A third influence is actually two-fold which has driven me to attempt something new with the Cliffhanger character. A dinner I had over the summer with Gery Deer, then a few discussions I had with one of my son-in-laws indicated what an extreme hunger a public who generally has traditional values that used to be realized in American westerns, desired material that they could relate to. I would tell them the story about how publishers are going belly up left and right—specifically thinking of my experiences with Tail of the Dragon and they’d just sort of listen patiently hoping that I’d come up with something. Well, now I have and I intend to have some fun with it.

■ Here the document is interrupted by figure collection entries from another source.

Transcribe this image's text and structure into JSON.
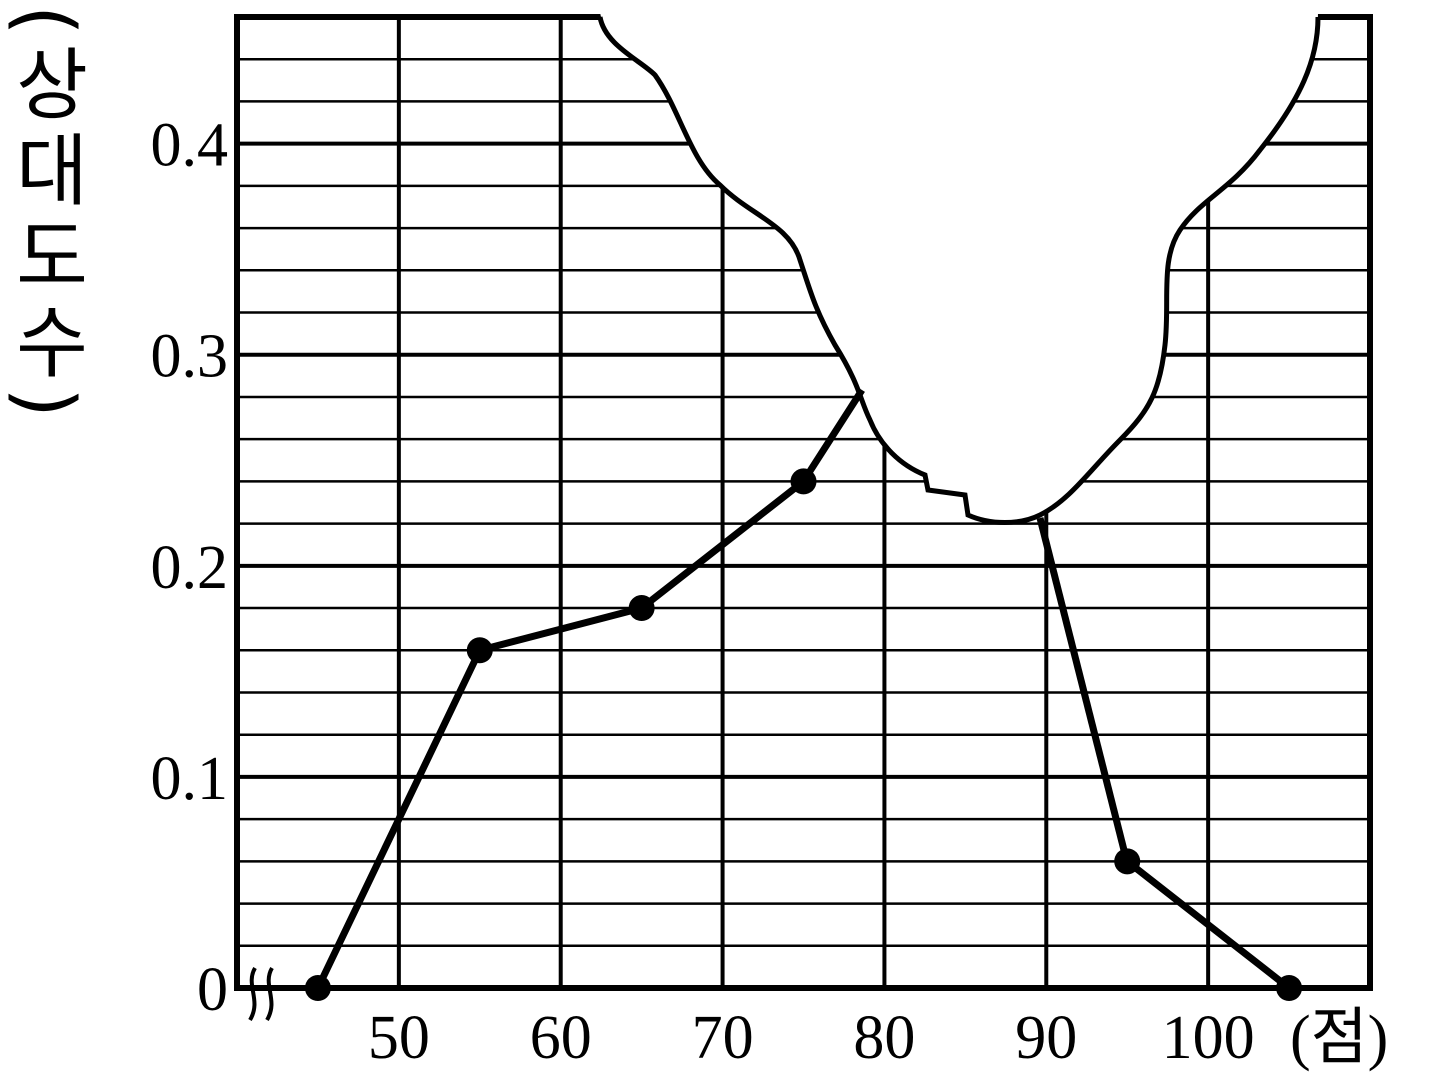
{
  "chart_data": {
    "type": "line",
    "x_label": "(점)",
    "y_label": "(상대도수)",
    "x": [
      45,
      55,
      65,
      75,
      85,
      95,
      105
    ],
    "series": [
      {
        "color": "#000000",
        "values": [
          0,
          0.16,
          0.18,
          0.24,
          null,
          0.06,
          0
        ]
      }
    ],
    "xlim": [
      40,
      110
    ],
    "xticks": [
      50,
      60,
      70,
      80,
      90,
      100
    ],
    "ylim": [
      0,
      0.46
    ],
    "yticks": [
      0,
      0.1,
      0.2,
      0.3,
      0.4
    ],
    "grid": true,
    "minor_grid_step": 0.02
  }
}
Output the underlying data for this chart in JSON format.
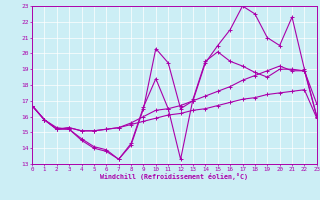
{
  "xlabel": "Windchill (Refroidissement éolien,°C)",
  "background_color": "#cceef5",
  "line_color": "#aa00aa",
  "grid_color": "#b0d8e0",
  "xlim": [
    0,
    23
  ],
  "ylim": [
    13,
    23
  ],
  "xticks": [
    0,
    1,
    2,
    3,
    4,
    5,
    6,
    7,
    8,
    9,
    10,
    11,
    12,
    13,
    14,
    15,
    16,
    17,
    18,
    19,
    20,
    21,
    22,
    23
  ],
  "yticks": [
    13,
    14,
    15,
    16,
    17,
    18,
    19,
    20,
    21,
    22,
    23
  ],
  "hours": [
    0,
    1,
    2,
    3,
    4,
    5,
    6,
    7,
    8,
    9,
    10,
    11,
    12,
    13,
    14,
    15,
    16,
    17,
    18,
    19,
    20,
    21,
    22,
    23
  ],
  "line1": [
    16.7,
    15.8,
    15.2,
    15.2,
    14.5,
    14.0,
    13.8,
    13.3,
    14.2,
    16.5,
    20.3,
    19.4,
    16.5,
    17.0,
    19.4,
    20.5,
    21.5,
    23.0,
    22.5,
    21.0,
    20.5,
    22.3,
    19.0,
    16.0
  ],
  "line2": [
    16.7,
    15.8,
    15.3,
    15.2,
    14.6,
    14.1,
    13.9,
    13.3,
    14.3,
    16.6,
    18.4,
    16.5,
    13.3,
    17.1,
    19.5,
    20.1,
    19.5,
    19.2,
    18.8,
    18.5,
    19.0,
    19.0,
    18.9,
    16.8
  ],
  "line3": [
    16.7,
    15.8,
    15.2,
    15.3,
    15.1,
    15.1,
    15.2,
    15.3,
    15.5,
    15.7,
    15.9,
    16.1,
    16.2,
    16.4,
    16.5,
    16.7,
    16.9,
    17.1,
    17.2,
    17.4,
    17.5,
    17.6,
    17.7,
    15.9
  ],
  "line4": [
    16.7,
    15.8,
    15.2,
    15.3,
    15.1,
    15.1,
    15.2,
    15.3,
    15.6,
    16.0,
    16.4,
    16.5,
    16.7,
    17.0,
    17.3,
    17.6,
    17.9,
    18.3,
    18.6,
    18.9,
    19.2,
    18.9,
    18.9,
    16.0
  ]
}
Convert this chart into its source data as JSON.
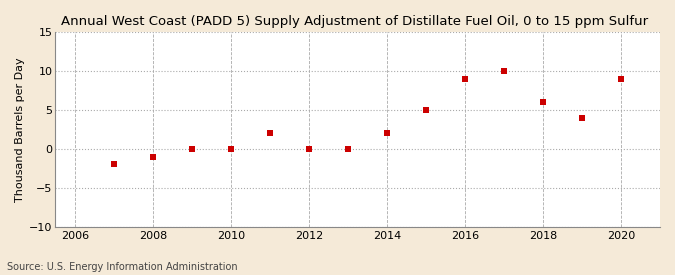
{
  "title": "Annual West Coast (PADD 5) Supply Adjustment of Distillate Fuel Oil, 0 to 15 ppm Sulfur",
  "ylabel": "Thousand Barrels per Day",
  "source": "Source: U.S. Energy Information Administration",
  "years": [
    2007,
    2008,
    2009,
    2010,
    2011,
    2012,
    2013,
    2014,
    2015,
    2016,
    2017,
    2018,
    2019,
    2020
  ],
  "values": [
    -2,
    -1,
    0,
    0,
    2,
    0,
    0,
    2,
    5,
    9,
    10,
    6,
    4,
    9
  ],
  "marker_color": "#cc0000",
  "marker": "s",
  "marker_size": 4,
  "xlim": [
    2005.5,
    2021
  ],
  "ylim": [
    -10,
    15
  ],
  "yticks": [
    -10,
    -5,
    0,
    5,
    10,
    15
  ],
  "xticks": [
    2006,
    2008,
    2010,
    2012,
    2014,
    2016,
    2018,
    2020
  ],
  "figure_bg": "#f5ead8",
  "plot_bg": "#ffffff",
  "grid_color": "#aaaaaa",
  "title_fontsize": 9.5,
  "label_fontsize": 8,
  "tick_fontsize": 8,
  "source_fontsize": 7
}
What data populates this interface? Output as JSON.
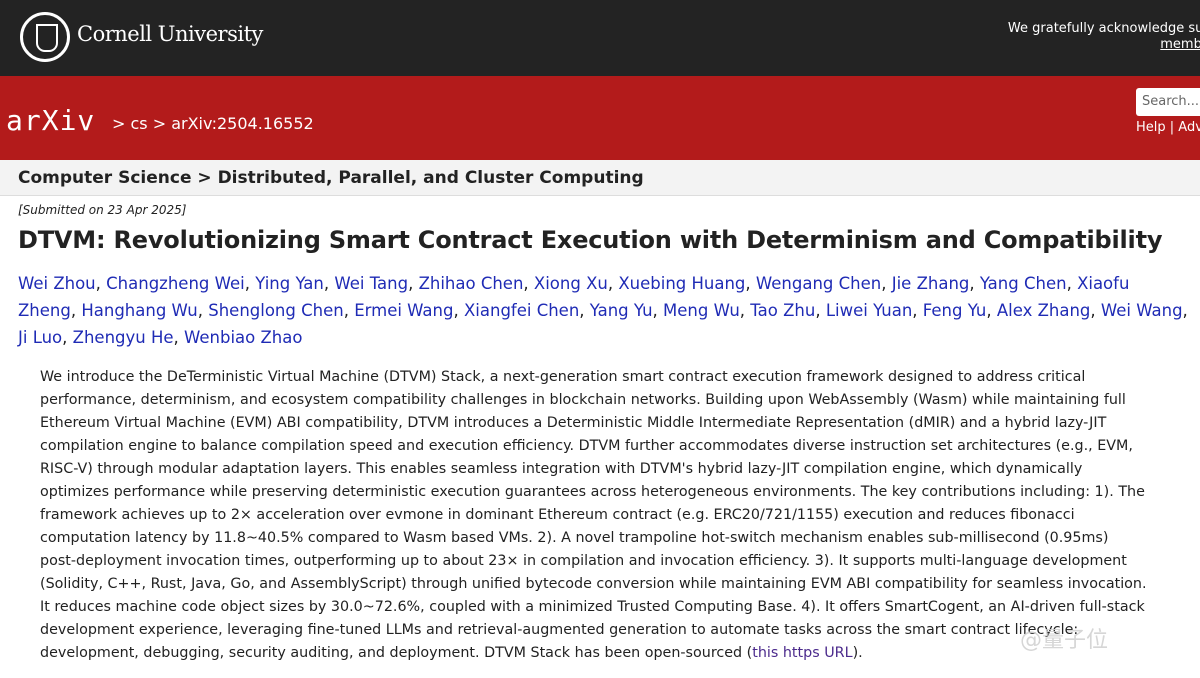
{
  "header": {
    "university": "Cornell University",
    "ack_line1": "We gratefully acknowledge support fro",
    "ack_link": "member institu"
  },
  "nav": {
    "logo": "arXiv",
    "breadcrumb": "> cs > arXiv:2504.16552",
    "search_placeholder": "Search...",
    "help": "Help | Adv"
  },
  "subject": "Computer Science > Distributed, Parallel, and Cluster Computing",
  "submitted": "[Submitted on 23 Apr 2025]",
  "title": "DTVM: Revolutionizing Smart Contract Execution with Determinism and Compatibility",
  "authors": [
    "Wei Zhou",
    "Changzheng Wei",
    "Ying Yan",
    "Wei Tang",
    "Zhihao Chen",
    "Xiong Xu",
    "Xuebing Huang",
    "Wengang Chen",
    "Jie Zhang",
    "Yang Chen",
    "Xiaofu Zheng",
    "Hanghang Wu",
    "Shenglong Chen",
    "Ermei Wang",
    "Xiangfei Chen",
    "Yang Yu",
    "Meng Wu",
    "Tao Zhu",
    "Liwei Yuan",
    "Feng Yu",
    "Alex Zhang",
    "Wei Wang",
    "Ji Luo",
    "Zhengyu He",
    "Wenbiao Zhao"
  ],
  "abstract_lines": [
    "We introduce the DeTerministic Virtual Machine (DTVM) Stack, a next-generation smart contract execution framework designed to address critical",
    "performance, determinism, and ecosystem compatibility challenges in blockchain networks. Building upon WebAssembly (Wasm) while maintaining full",
    "Ethereum Virtual Machine (EVM) ABI compatibility, DTVM introduces a Deterministic Middle Intermediate Representation (dMIR) and a hybrid lazy-JIT",
    "compilation engine to balance compilation speed and execution efficiency. DTVM further accommodates diverse instruction set architectures (e.g., EVM,",
    "RISC-V) through modular adaptation layers. This enables seamless integration with DTVM's hybrid lazy-JIT compilation engine, which dynamically",
    "optimizes performance while preserving deterministic execution guarantees across heterogeneous environments. The key contributions including: 1). The",
    "framework achieves up to 2× acceleration over evmone in dominant Ethereum contract (e.g. ERC20/721/1155) execution and reduces fibonacci",
    "computation latency by 11.8~40.5% compared to Wasm based VMs. 2). A novel trampoline hot-switch mechanism enables sub-millisecond (0.95ms)",
    "post-deployment invocation times, outperforming up to about 23× in compilation and invocation efficiency. 3). It supports multi-language development",
    "(Solidity, C++, Rust, Java, Go, and AssemblyScript) through unified bytecode conversion while maintaining EVM ABI compatibility for seamless invocation.",
    "It reduces machine code object sizes by 30.0~72.6%, coupled with a minimized Trusted Computing Base. 4). It offers SmartCogent, an AI-driven full-stack",
    "development experience, leveraging fine-tuned LLMs and retrieval-augmented generation to automate tasks across the smart contract lifecycle:"
  ],
  "abstract_last": "development, debugging, security auditing, and deployment. DTVM Stack has been open-sourced (",
  "abstract_link": "this https URL",
  "abstract_end": ").",
  "watermark": "@量子位"
}
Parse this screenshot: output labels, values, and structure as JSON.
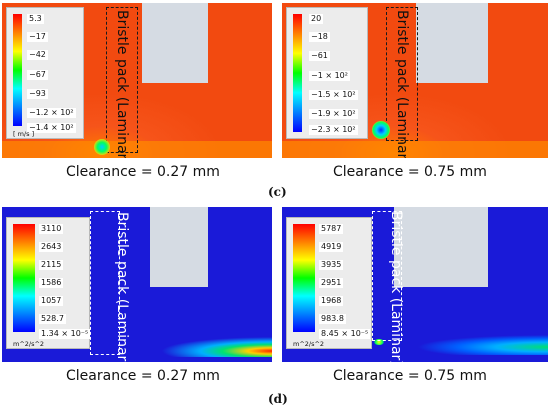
{
  "velocity": {
    "panel_label": "(c)",
    "unit": "[ m/s ]",
    "bristle_label": "Bristle pack (Laminar)",
    "left": {
      "ticks": [
        "5.3",
        "−17",
        "−42",
        "−67",
        "−93",
        "−1.2 × 10²",
        "−1.4 × 10²"
      ],
      "caption": "Clearance = 0.27 mm"
    },
    "right": {
      "ticks": [
        "20",
        "−18",
        "−61",
        "−1 × 10²",
        "−1.5 × 10²",
        "−1.9 × 10²",
        "−2.3 × 10²"
      ],
      "caption": "Clearance = 0.75 mm"
    }
  },
  "turbulence": {
    "panel_label": "(d)",
    "unit": "m^2/s^2",
    "bristle_label": "Bristle pack (Laminar)",
    "left": {
      "ticks": [
        "3110",
        "2643",
        "2115",
        "1586",
        "1057",
        "528.7",
        "1.34 × 10⁻⁵"
      ],
      "caption": "Clearance = 0.27 mm"
    },
    "right": {
      "ticks": [
        "5787",
        "4919",
        "3935",
        "2951",
        "1968",
        "983.8",
        "8.45 × 10⁻⁵"
      ],
      "caption": "Clearance = 0.75 mm"
    }
  },
  "colors": {
    "velocity_field": "#f24a10",
    "turbulence_field": "#1a1ad8",
    "rotor": "#d5dbe3"
  }
}
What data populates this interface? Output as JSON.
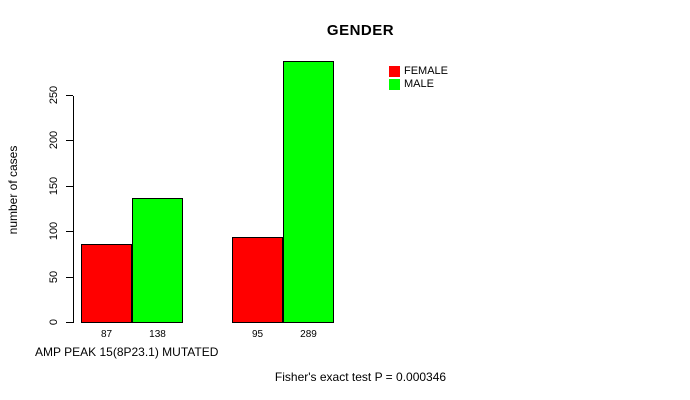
{
  "chart_data": {
    "type": "bar",
    "title": "GENDER",
    "ylabel": "number of cases",
    "xlabel": "AMP PEAK 15(8P23.1) MUTATED",
    "annotation": "Fisher's exact test P = 0.000346",
    "groups": 2,
    "series": [
      {
        "name": "FEMALE",
        "color": "#ff0000",
        "values": [
          87,
          95
        ]
      },
      {
        "name": "MALE",
        "color": "#00ff00",
        "values": [
          138,
          289
        ]
      }
    ],
    "bar_value_labels": [
      "87",
      "138",
      "95",
      "289"
    ],
    "y_ticks": [
      0,
      50,
      100,
      150,
      200,
      250
    ],
    "ylim": [
      0,
      290
    ],
    "legend": {
      "position": "top-right",
      "entries": [
        "FEMALE",
        "MALE"
      ]
    },
    "grid": false,
    "colors": {
      "bar_border": "#000000",
      "text": "#000000",
      "background": "#ffffff"
    }
  }
}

Readers of this new series will instantly recognize the type of themes I write about in this blog. As I have said, I use this forum as a kind of note pad. So it should come as no surprise. Chapter two for the new Cliffhanger series is already in process and features a chapter on homeschooling as a teacher’s union is the villain in that particular story. It is one thing to tell literal news stories like I do every day on this blog site. It is quite another to put that subject into the context of a story, which often has more communicative power than a literal translation. It is that kind of contextual ability that made Zorro so popular, but for the complicated times that we currently live in, a more updated hero needs to help flesh out the anxieties that we all live with each day. For that, Cliffhanger is a character that can take many of these traditional American concepts and let them play out in story form in the kind of doses that a modern audience can enjoy.
There will be more news on this endeavor over the next couple of weeks, but I am already writing the chapters and having fun with the characters. For my readers, it should be a lot of fun. And it will be an inventive way to reach new fans in ways that have not been done before. It’s fun to revisit the Cliffhanger character and I’m sure it will bring a smile to the many faces who for a decade have coaxed me to write book two of a story that touched their lives as a throwback to the kind of character that started all of modern entertainment—Zorro. It is only appropriate in these current times that a new character emerge to convey our modern concerns articulated with great fanfare in the upcoming Curse of Fort Seven Mile.